YARINLARIMIZI EĞİTİM BELİRLEYECEKTİR
Okullaşma ile somutlaşan eğitim ve öğretim alanı ihmal, eksiklik ve günübirlik uygulamalar istemeyen önemli bir alandır. Bu alanın birey, toplum, insanlık ve yarınlar için en faydalı olabilecek şekilde kullanılması ve değerlendirilmesi kaçınılmaz bir realitedir.
"Milenyum" denilen bir dönemden bahsediyoruz ve bu dönemi yaşıyoruz. Bu zamanın çocukları ve gençleri aynı zamanda bu dönemin çok açık örnekleridir. Duruşu, bakışı, algısı ve davranışıyla bu çocuklar ve gençler Z Kuşağı olarak isimlendirilen yepyeni bir nesli temsil ediyorlar. İnternet, sosyal medya, dijital veya cep telefonu nesli diye de isimlendirebileceğimiz bu kuşak için, tüm ileri teknoloji araçları, bireysel yaşamın ayrılmaz bir parçasıdır.

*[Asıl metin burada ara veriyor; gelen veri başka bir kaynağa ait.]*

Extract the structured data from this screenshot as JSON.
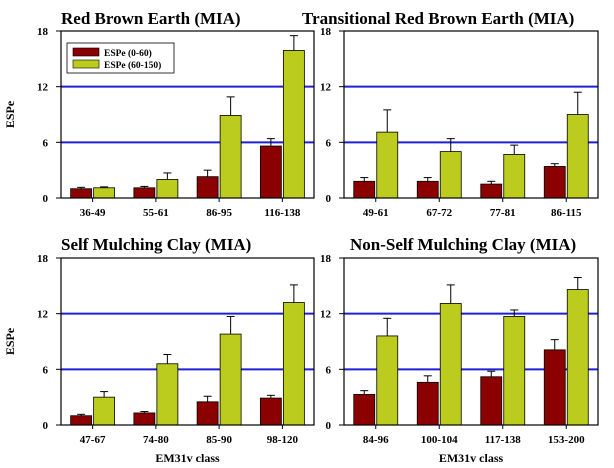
{
  "colors": {
    "series_1": "#8b0000",
    "series_2": "#bccc1f",
    "reference_line": "#1f1fd6"
  },
  "chart_data": [
    {
      "type": "bar",
      "title": "Red Brown Earth (MIA)",
      "xlabel": "",
      "ylabel": "ESPe",
      "ylim": [
        0,
        18
      ],
      "yticks": [
        0,
        6,
        12,
        18
      ],
      "reference_lines": [
        6,
        12
      ],
      "categories": [
        "36-49",
        "55-61",
        "86-95",
        "116-138"
      ],
      "legend": {
        "placement": "top-left"
      },
      "series": [
        {
          "name": "ESPe (0-60)",
          "values": [
            1.0,
            1.1,
            2.3,
            5.6
          ],
          "errors": [
            0.15,
            0.15,
            0.7,
            0.8
          ]
        },
        {
          "name": "ESPe (60-150)",
          "values": [
            1.1,
            2.0,
            8.9,
            15.9
          ],
          "errors": [
            0.1,
            0.7,
            2.0,
            1.6
          ]
        }
      ]
    },
    {
      "type": "bar",
      "title": "Transitional Red Brown Earth (MIA)",
      "xlabel": "",
      "ylabel": "",
      "ylim": [
        0,
        18
      ],
      "yticks": [
        0,
        6,
        12,
        18
      ],
      "reference_lines": [
        6,
        12
      ],
      "categories": [
        "49-61",
        "67-72",
        "77-81",
        "86-115"
      ],
      "series": [
        {
          "name": "ESPe (0-60)",
          "values": [
            1.8,
            1.8,
            1.5,
            3.4
          ],
          "errors": [
            0.4,
            0.4,
            0.3,
            0.3
          ]
        },
        {
          "name": "ESPe (60-150)",
          "values": [
            7.1,
            5.0,
            4.7,
            9.0
          ],
          "errors": [
            2.4,
            1.4,
            1.0,
            2.4
          ]
        }
      ]
    },
    {
      "type": "bar",
      "title": "Self Mulching Clay (MIA)",
      "xlabel": "EM31v class",
      "ylabel": "ESPe",
      "ylim": [
        0,
        18
      ],
      "yticks": [
        0,
        6,
        12,
        18
      ],
      "reference_lines": [
        6,
        12
      ],
      "categories": [
        "47-67",
        "74-80",
        "85-90",
        "98-120"
      ],
      "series": [
        {
          "name": "ESPe (0-60)",
          "values": [
            1.0,
            1.3,
            2.5,
            2.9
          ],
          "errors": [
            0.15,
            0.15,
            0.6,
            0.3
          ]
        },
        {
          "name": "ESPe (60-150)",
          "values": [
            3.0,
            6.6,
            9.8,
            13.2
          ],
          "errors": [
            0.6,
            1.0,
            1.9,
            1.9
          ]
        }
      ]
    },
    {
      "type": "bar",
      "title": "Non-Self Mulching Clay (MIA)",
      "xlabel": "EM31v class",
      "ylabel": "",
      "ylim": [
        0,
        18
      ],
      "yticks": [
        0,
        6,
        12,
        18
      ],
      "reference_lines": [
        6,
        12
      ],
      "categories": [
        "84-96",
        "100-104",
        "117-138",
        "153-200"
      ],
      "series": [
        {
          "name": "ESPe (0-60)",
          "values": [
            3.3,
            4.6,
            5.2,
            8.1
          ],
          "errors": [
            0.4,
            0.7,
            0.6,
            1.1
          ]
        },
        {
          "name": "ESPe (60-150)",
          "values": [
            9.6,
            13.1,
            11.7,
            14.6
          ],
          "errors": [
            1.9,
            2.0,
            0.7,
            1.3
          ]
        }
      ]
    }
  ]
}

Teknolojik ve sanal imkânlara bağlı olarak bir hız ve karmaşa içerisinde koşan ve büyüyen bu nesil maalesef doğru davranış edinmeye, düzenli çalışmaya, büyüklerden rol model devşirmeye ve sağlıklı düşünmeye zaman ayıramıyor. Her türlü bilgiye telefon veya bilgisayarla anında ulaşabilen, o bilgiyi avucunun içinde gören bir nesil ister istemez kolayca sahiplenmek isteyen, tatminsiz ve sadakatsiz bir insan yapısının oluşmasına neden olduğu gibi bedeni ve ruhi bir tembellik, yalnızlık, agresiflik ve benmerkezcilik gibi kötü neticeler verecektir, vermektedir. Bu kadar kolay, rahat ve endişesiz bir yaşam beraberinde bol tüketme, çabuk ve çok para kazanma, borsa ve bahis oyunlarında ustalaşma gibi farklı problemler doğurur. Ter dökmeden çabucak ve kurnazca hayatı kazanma arayışı içinde olan bu nesli iyi, doğru ve sağlıklı eğitmek bizim, ilgili kurumların ve özellikle MEB’in boynunun borcudur. Bu sorumluluğu çekinmeden kuşanmak ve Hazret-i Ali’nin ‘Çocuklarınıza onların zamanı çerçevesinde muamele edin!’ düsturu çerçevesinde bu tehlikeleri savuşturmak gereklidir.
Okul, öğretmen, öğrenci, ders materyali ve ebeveyn… Eğitim ve öğretim sürecinin çınar yaprağı gibi beşi bir arada bir gerekliliktir. Okul, öğretmendeki ‘öğretme ve eğitme’ cevherini ‘bilim ve davranış’ dönütleri içinde öğrenci mücevherine dönüştürebilmelidir.
Geçen yılın eğitim ve öğretim süreci bu gerçekler ışığında yeniden gözden geçirilmeli ve sonraki yılların eğitim sistemleri de bu realiteye bağlı olarak yeniden planlanmalı ve programlanmalıdır.